The 2012 campaign started in 2008. Arguably, it became a personal battle between Obama and anyone else around the time Mitch McConnell argued that defeating the President was more important than governance. Since then, they’ve armed their tanks with fear of isms: communism, socialism, welfarism, marxism. Undecided voters have been stuck in the middle or out on the edges; we can't decide.

The new way forward, says the red team, is lower taxes, less regulation, and a respect for the Constitution. The details of this vision have been obscured by the fears and supplemented by a fist against the chest declaring an elevated inner Americanism than the blue team. Create jobs. Cut red tape. Lower taxes. America!
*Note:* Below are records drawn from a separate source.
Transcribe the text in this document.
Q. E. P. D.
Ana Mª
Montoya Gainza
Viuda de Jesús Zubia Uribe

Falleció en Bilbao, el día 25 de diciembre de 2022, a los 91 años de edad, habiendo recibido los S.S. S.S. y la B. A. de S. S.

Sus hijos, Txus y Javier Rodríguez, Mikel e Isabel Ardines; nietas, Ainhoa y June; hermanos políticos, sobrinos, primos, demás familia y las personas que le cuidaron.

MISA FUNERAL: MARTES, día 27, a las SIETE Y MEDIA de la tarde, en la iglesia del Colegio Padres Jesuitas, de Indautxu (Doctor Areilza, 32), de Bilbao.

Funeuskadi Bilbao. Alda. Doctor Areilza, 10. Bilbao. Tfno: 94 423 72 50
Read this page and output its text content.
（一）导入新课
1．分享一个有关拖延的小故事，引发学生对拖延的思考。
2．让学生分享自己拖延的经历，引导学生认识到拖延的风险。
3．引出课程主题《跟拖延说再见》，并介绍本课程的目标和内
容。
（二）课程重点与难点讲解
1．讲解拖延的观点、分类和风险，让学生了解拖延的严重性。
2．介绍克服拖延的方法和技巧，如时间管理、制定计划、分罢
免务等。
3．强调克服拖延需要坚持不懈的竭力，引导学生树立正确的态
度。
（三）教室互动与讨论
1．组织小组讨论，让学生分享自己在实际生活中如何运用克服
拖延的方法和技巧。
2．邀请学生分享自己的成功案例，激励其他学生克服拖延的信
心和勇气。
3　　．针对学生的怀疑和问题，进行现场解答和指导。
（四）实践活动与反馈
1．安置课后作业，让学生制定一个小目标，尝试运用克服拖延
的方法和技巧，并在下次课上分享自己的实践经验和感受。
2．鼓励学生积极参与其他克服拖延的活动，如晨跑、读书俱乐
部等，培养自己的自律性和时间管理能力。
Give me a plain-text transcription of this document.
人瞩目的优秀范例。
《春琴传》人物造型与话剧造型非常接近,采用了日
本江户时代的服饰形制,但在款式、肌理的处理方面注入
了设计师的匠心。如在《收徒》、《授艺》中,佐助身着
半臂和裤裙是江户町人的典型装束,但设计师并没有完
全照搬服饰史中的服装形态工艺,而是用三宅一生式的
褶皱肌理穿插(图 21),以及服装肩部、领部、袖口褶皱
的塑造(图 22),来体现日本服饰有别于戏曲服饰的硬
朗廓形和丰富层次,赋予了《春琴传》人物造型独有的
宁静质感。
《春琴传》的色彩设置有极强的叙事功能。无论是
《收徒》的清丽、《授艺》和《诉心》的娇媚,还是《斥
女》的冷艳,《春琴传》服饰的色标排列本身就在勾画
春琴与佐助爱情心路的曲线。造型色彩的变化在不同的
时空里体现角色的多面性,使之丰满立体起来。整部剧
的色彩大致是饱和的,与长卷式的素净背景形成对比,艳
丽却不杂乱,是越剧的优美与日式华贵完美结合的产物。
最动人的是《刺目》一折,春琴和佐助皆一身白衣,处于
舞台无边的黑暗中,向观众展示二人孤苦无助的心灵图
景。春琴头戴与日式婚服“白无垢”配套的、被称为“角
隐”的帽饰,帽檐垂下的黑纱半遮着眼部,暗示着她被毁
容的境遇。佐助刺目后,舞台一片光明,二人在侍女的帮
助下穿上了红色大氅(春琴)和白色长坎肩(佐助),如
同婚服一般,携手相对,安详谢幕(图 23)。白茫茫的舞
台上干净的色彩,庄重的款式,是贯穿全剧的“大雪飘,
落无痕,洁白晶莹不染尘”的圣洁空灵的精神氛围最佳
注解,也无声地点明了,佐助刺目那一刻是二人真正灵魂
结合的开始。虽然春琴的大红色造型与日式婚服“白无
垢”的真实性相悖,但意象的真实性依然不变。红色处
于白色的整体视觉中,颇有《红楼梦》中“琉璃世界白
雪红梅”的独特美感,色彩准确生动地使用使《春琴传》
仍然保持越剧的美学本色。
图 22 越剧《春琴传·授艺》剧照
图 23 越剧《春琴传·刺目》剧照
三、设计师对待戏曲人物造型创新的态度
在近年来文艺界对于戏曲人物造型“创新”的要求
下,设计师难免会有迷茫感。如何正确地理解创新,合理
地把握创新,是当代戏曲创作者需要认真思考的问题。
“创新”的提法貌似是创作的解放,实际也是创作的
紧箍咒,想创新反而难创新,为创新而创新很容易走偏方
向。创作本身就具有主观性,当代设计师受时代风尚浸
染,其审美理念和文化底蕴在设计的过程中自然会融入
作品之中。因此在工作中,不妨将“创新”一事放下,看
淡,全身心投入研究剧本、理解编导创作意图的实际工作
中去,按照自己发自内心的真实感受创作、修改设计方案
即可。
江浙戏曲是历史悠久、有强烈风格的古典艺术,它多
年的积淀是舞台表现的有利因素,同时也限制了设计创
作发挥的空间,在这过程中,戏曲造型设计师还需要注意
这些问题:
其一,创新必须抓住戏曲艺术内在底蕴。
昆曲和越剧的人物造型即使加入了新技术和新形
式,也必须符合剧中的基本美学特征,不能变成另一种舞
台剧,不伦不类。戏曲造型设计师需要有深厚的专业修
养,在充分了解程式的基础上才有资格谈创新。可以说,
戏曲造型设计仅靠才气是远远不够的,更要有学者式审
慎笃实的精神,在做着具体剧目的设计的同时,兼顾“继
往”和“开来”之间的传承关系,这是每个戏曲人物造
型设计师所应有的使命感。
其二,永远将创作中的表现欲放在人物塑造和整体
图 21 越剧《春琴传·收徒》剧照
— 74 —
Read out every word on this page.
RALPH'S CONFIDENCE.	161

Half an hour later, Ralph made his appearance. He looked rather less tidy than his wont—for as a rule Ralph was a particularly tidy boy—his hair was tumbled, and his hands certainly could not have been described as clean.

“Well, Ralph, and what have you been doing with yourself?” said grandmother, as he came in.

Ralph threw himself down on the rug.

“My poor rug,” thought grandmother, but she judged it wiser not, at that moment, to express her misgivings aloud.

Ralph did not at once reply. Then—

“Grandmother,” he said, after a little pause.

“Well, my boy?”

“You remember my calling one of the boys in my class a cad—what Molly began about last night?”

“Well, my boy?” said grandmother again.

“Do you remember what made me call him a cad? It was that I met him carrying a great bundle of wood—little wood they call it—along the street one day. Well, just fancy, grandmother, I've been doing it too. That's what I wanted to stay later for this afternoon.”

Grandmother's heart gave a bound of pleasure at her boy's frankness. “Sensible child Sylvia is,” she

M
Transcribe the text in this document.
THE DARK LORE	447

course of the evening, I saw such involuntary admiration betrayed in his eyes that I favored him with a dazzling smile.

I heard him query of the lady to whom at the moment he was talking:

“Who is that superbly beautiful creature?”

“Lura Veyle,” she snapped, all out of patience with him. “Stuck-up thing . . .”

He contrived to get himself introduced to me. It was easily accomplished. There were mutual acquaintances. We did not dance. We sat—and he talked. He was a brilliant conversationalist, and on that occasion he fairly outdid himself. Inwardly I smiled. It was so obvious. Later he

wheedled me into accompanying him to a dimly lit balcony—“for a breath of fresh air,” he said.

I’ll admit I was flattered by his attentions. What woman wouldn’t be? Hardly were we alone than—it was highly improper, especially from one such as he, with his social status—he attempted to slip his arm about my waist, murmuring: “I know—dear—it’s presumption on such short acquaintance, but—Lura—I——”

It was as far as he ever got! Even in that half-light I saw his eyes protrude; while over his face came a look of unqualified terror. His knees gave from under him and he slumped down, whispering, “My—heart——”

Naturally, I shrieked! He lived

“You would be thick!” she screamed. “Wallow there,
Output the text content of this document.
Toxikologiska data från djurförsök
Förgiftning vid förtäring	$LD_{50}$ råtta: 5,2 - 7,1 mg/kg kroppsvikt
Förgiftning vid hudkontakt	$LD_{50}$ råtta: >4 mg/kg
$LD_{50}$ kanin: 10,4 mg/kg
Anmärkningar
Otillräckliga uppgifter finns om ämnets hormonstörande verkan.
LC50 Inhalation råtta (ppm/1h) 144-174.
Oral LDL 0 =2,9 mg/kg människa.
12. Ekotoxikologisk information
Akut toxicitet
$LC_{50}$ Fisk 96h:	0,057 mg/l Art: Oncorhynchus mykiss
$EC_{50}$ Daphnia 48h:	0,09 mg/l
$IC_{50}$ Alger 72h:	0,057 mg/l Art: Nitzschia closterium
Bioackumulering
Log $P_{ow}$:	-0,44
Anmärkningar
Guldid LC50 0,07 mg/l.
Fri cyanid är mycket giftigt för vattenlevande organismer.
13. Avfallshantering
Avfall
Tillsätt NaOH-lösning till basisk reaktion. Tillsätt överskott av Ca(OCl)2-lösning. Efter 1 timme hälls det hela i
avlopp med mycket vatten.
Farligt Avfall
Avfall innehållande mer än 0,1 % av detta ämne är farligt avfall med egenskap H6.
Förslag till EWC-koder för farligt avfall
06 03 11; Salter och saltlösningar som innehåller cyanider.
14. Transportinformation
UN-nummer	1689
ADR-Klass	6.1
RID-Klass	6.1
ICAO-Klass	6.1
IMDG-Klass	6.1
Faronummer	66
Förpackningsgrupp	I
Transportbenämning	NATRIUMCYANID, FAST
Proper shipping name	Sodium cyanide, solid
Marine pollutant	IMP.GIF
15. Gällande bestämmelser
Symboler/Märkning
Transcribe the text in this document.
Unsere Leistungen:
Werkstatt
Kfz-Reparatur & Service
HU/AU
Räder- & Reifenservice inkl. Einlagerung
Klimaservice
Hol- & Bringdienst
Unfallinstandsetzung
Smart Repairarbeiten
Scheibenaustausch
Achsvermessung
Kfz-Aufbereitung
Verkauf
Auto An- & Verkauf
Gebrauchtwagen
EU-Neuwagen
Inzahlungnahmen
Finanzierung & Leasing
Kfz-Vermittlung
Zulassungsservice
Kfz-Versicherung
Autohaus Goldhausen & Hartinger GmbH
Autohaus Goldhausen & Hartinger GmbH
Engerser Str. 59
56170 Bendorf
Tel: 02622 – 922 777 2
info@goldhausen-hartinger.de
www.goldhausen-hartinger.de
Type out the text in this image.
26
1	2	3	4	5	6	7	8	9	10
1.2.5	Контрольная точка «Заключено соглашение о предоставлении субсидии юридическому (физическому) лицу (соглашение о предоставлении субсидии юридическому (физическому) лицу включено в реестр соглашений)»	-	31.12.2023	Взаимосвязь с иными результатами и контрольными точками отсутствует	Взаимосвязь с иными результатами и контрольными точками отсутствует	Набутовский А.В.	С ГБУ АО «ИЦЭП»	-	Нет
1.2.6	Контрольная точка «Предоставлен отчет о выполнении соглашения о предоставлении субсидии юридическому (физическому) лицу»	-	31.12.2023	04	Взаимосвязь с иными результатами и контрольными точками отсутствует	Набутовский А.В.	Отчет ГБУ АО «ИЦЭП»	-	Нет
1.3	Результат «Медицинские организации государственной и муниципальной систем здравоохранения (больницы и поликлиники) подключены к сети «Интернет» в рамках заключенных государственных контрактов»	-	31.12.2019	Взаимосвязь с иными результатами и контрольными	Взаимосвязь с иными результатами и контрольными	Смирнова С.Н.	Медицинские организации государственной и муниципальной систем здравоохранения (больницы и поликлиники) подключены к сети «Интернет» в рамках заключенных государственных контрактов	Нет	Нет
The blue team doesn’t use isms. They pick more positive terms: hope, forward, progress, and change. The details of their visions are backward looking; fear of the President of yesterday, the policies of the past, and the perpetuation of class-warfare. Protect minorities. Support women. Give us our fair share. America!

The decision we are told to make is to choose a red America or a blue one. Two America’s that put forward presidential candidates that don’t even talk about a Patriot Act that has restricted the freedoms we trumpet across the world for over a decade. Two teams that talk about foreign policy in terms of who is more dedicated to our trillion dollar a year operations in the face of $16 trillion dollar debt. Two partisans who have treated debate moderators in a way that would make grandma cringe.  Two candidates that have appealed to independents by telling them how scary the other guy is.

Neither candidate has suggested a real idea to solve the problems like Wall Street. Maybe a super-short term tax to penalize the split-second traders who treat the market like a poker table instead of the investment center it was meant to be? Neither has suggested a real plan to democratize the world in a more peaceful manner, like building schools and infrastructure instead of dropping bombs and billions. Neither has suggested that drug education may be more effective than a drug war. Whatever the solution to our problems, where are the real ideas?

As the partisan consultants and candidates search for that last minute talking point, pollsters and pundits brand the undecided voter as a low-information voter. Perhaps many undecided voters are just waiting for a last minute idea.